The department is charged with both promoting aquaculture operations and protecting oceans and wild stocks.
May told The Tyee that she had hoped that DFO had learned its lesson after the destruction of the North Atlantic cod fishery.
“DFO malfeasance destroyed one of the largest animal populations on the planet,” she said.
“They’re doing the same thing now on aquaculture.... We’re dealing with a department that, at least culturally, is determined to do everything it can to protect the industry instead of protecting the salmon,” she said.
In 2012 the Cohen Commission recommended that promotion of salmon farming should be removed from DFO’s mandate and that a new position of regional director general with responsibility for wild salmon should be created, but, despite DFO claims to the contrary, there has been little movement on either recommendation.
Morton, a long-time researcher and opponent of fish farming, said, although several senior DFO staff have left, the next generation is “riding the coattails of a long history of deception of the B.C. public.”
A possible start would be to reassign staff to move the industry on to land and ensure there is outside oversight of the science, as well as assurances that there is a conduit within DFO to ensure the minister is given correct scientific information, she said.
The public must also be assured they are getting the complete story, and gaining that trust is more difficult in the wake of a recent revelation that a federal study showing the piscine orthoreovirus was spreading through B.C. fish farms was suppressed for a decade. The virus causes jaundice and anemia in fish and is associated with organ failure in Chinook.
The study was written by DFO senior research scientist Kristi Miller-Saunders, but the department blocked the release until earlier this year when the federal information commissioner ordered it released.
Miller-Saunders, who researches salmon genetics at DFO’s Pacific Biological Station in Nanaimo, appeared at an earlier meeting of the standing committee and said the study was the first to document the presence of PRV in the Pacific Northwest.
“It definitely could have informed a lot of the work moving forward,” she told the committee.

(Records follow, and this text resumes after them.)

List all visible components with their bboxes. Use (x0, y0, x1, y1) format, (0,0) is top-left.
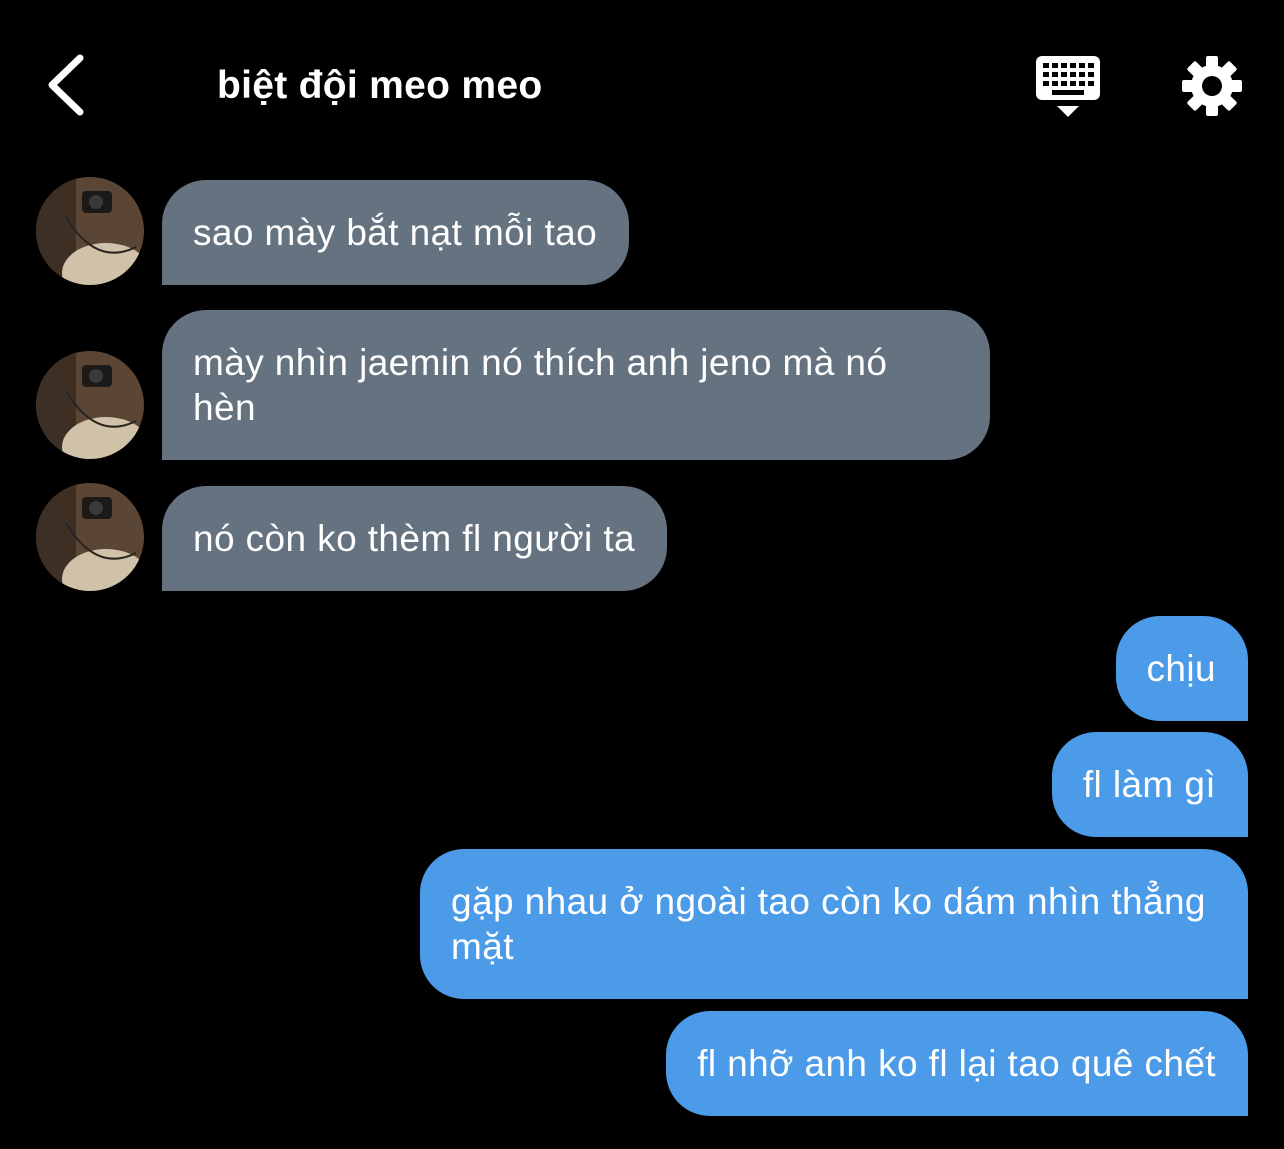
message-bubble-outgoing[interactable]: fl nhỡ anh ko fl lại tao quê chết (666, 1011, 1248, 1116)
message-bubble-outgoing[interactable]: chịu (1115, 616, 1248, 721)
message-bubble-outgoing[interactable]: gặp nhau ở ngoài tao còn ko dám nhìn thẳ… (420, 849, 1248, 999)
avatar[interactable] (36, 351, 144, 459)
message-bubble-incoming[interactable]: mày nhìn jaemin nó thích anh jeno mà nó … (162, 310, 990, 460)
message-bubble-outgoing[interactable]: fl làm gì (1051, 732, 1248, 837)
avatar[interactable] (36, 483, 144, 591)
message-bubble-incoming[interactable]: nó còn ko thèm fl người ta (162, 486, 667, 591)
message-bubble-incoming[interactable]: sao mày bắt nạt mỗi tao (162, 180, 630, 285)
avatar[interactable] (36, 177, 144, 285)
message-list: sao mày bắt nạt mỗi tao mày nhìn jaemin … (0, 0, 1284, 1149)
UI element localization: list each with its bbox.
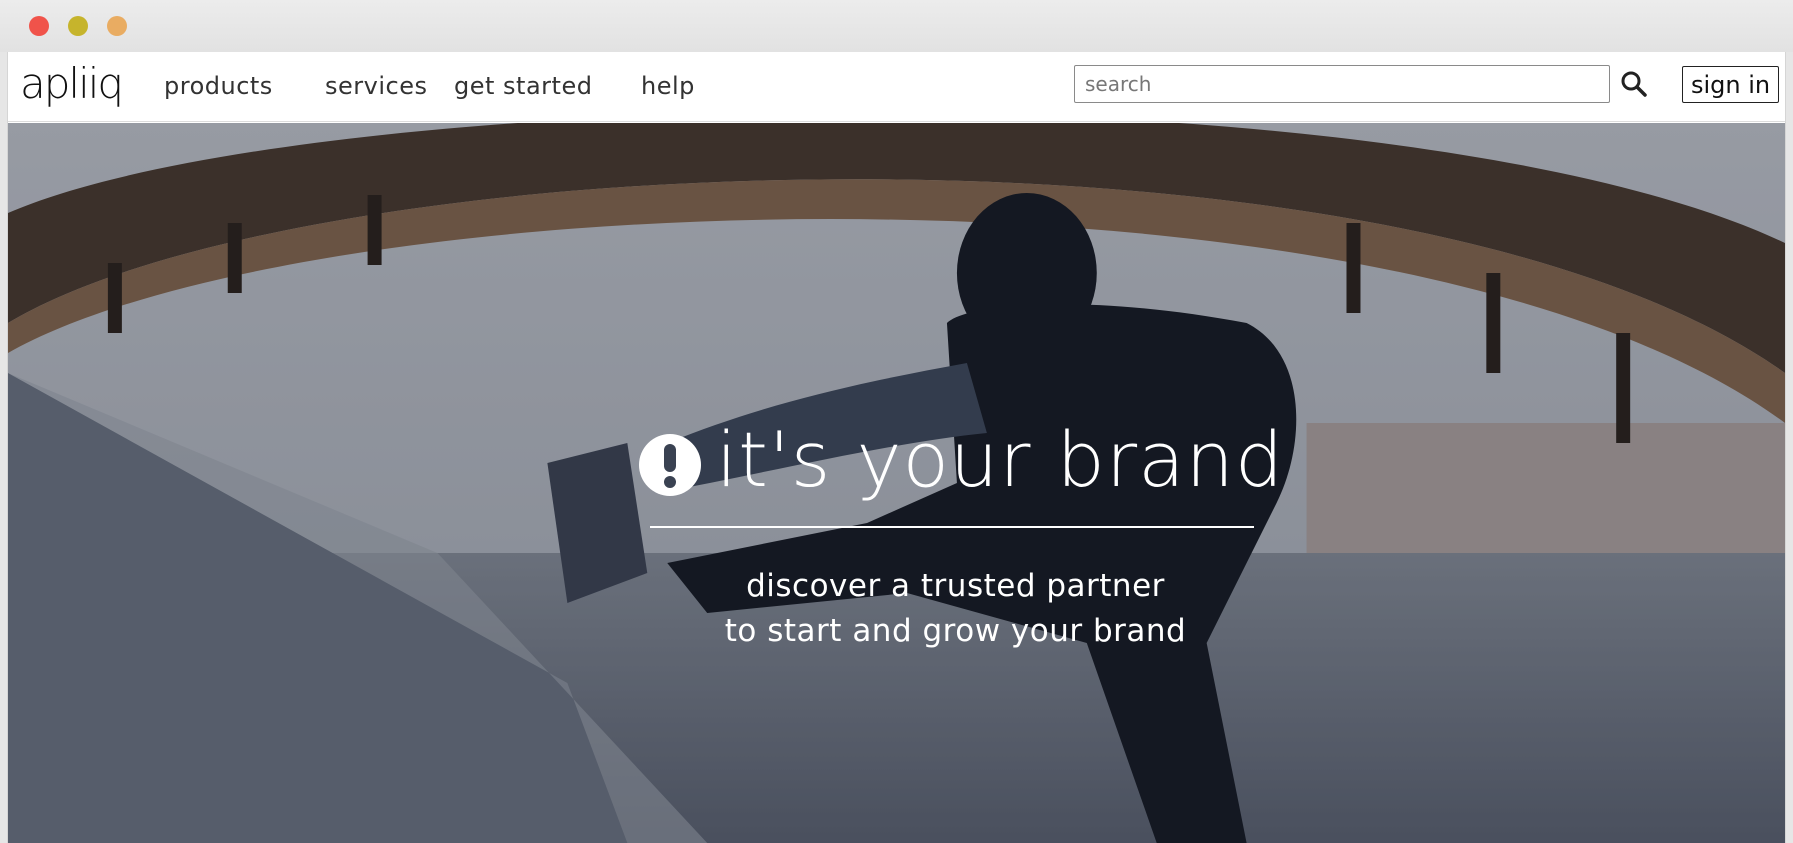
window-maximize-button[interactable] [107,16,127,36]
nav-link-products[interactable]: products [164,72,273,100]
hero-subtitle-line-1: discover a trusted partner [746,568,1165,604]
nav-link-services[interactable]: services [325,72,427,100]
nav-link-get-started[interactable]: get started [454,72,592,100]
window-titlebar [0,0,1793,52]
hero-headline: it's your brand [716,415,1285,504]
hero-subtitle-line-2: to start and grow your brand [724,613,1187,649]
hero-banner: it's your brand discover a trusted partn… [8,123,1785,843]
window-close-button[interactable] [29,16,49,36]
hero-divider [650,526,1254,528]
search-icon[interactable] [1620,70,1648,98]
browser-viewport: apliiq products services get started hel… [7,52,1786,843]
window-minimize-button[interactable] [68,16,88,36]
search-input[interactable] [1074,65,1610,103]
logo-wordmark: apliiq [20,59,124,108]
exclamation-circle-icon [638,433,702,497]
nav-link-help[interactable]: help [641,72,695,100]
sign-in-button[interactable]: sign in [1682,66,1780,103]
top-navbar: apliiq products services get started hel… [8,52,1785,122]
hero-content: it's your brand discover a trusted partn… [8,123,1785,843]
apliiq-logo[interactable]: apliiq [20,59,130,115]
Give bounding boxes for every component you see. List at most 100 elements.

“Everywhere else in the world PRV is known to be a disease agent and all strains of PRV have been shown to be capable of causing disease in salmon — in Pacific salmon and Atlantic salmon. The research from my lab would back up that international viewpoint,” she said.
The delay in the release was due to a disagreement with industry veterinarians on the interpretation of the science, said Miller-Saunders, adding that she has concerns about the influence of industry in peer review processes, but hopes a new conflict of interest document might help.
BC salmon farmers rep says accusations are untrue
Submissions to the committee were roundly criticized by Brian Kingzett, BC Salmon Farmers Association science and policy director, who told The Tyee that many statements were untrue.
For example, claims by Morton that sea lice levels dropped dramatically in the Discovery Islands after the removal of farms is not accurate, Kingzett said.
“We showed that sea lice levels in the Discovery Islands during our five years of monitoring by independent, actual biologists with Indigenous guardian oversight has always been low and remained unchanged,” he said.
Results of scientific studies never favour one side and, as new science comes forward, the process is renewed, he said.
“The current and oddly chosen witnesses to the [Standing Committee] review of DFO science have all decided to gang up on the DFO/CSAS process and results,” Kingzett said.
Most of the witnesses are activists who have a formed opinion and disagree with the final conclusions, he said.
“So they are claiming conspiracy. It is unethical and disappointing,” Kingzett said.
The standing committee will hold at least two more meetings on DFO science before compiling the study to be presented to the House of Commons.
The DFO did not reply to questions by publication time.
*Story updated at 9:10 p.m. on Sunday, May 15, 2022 to correct information about research on diseases transmitted from farmed salmon to wild salmon.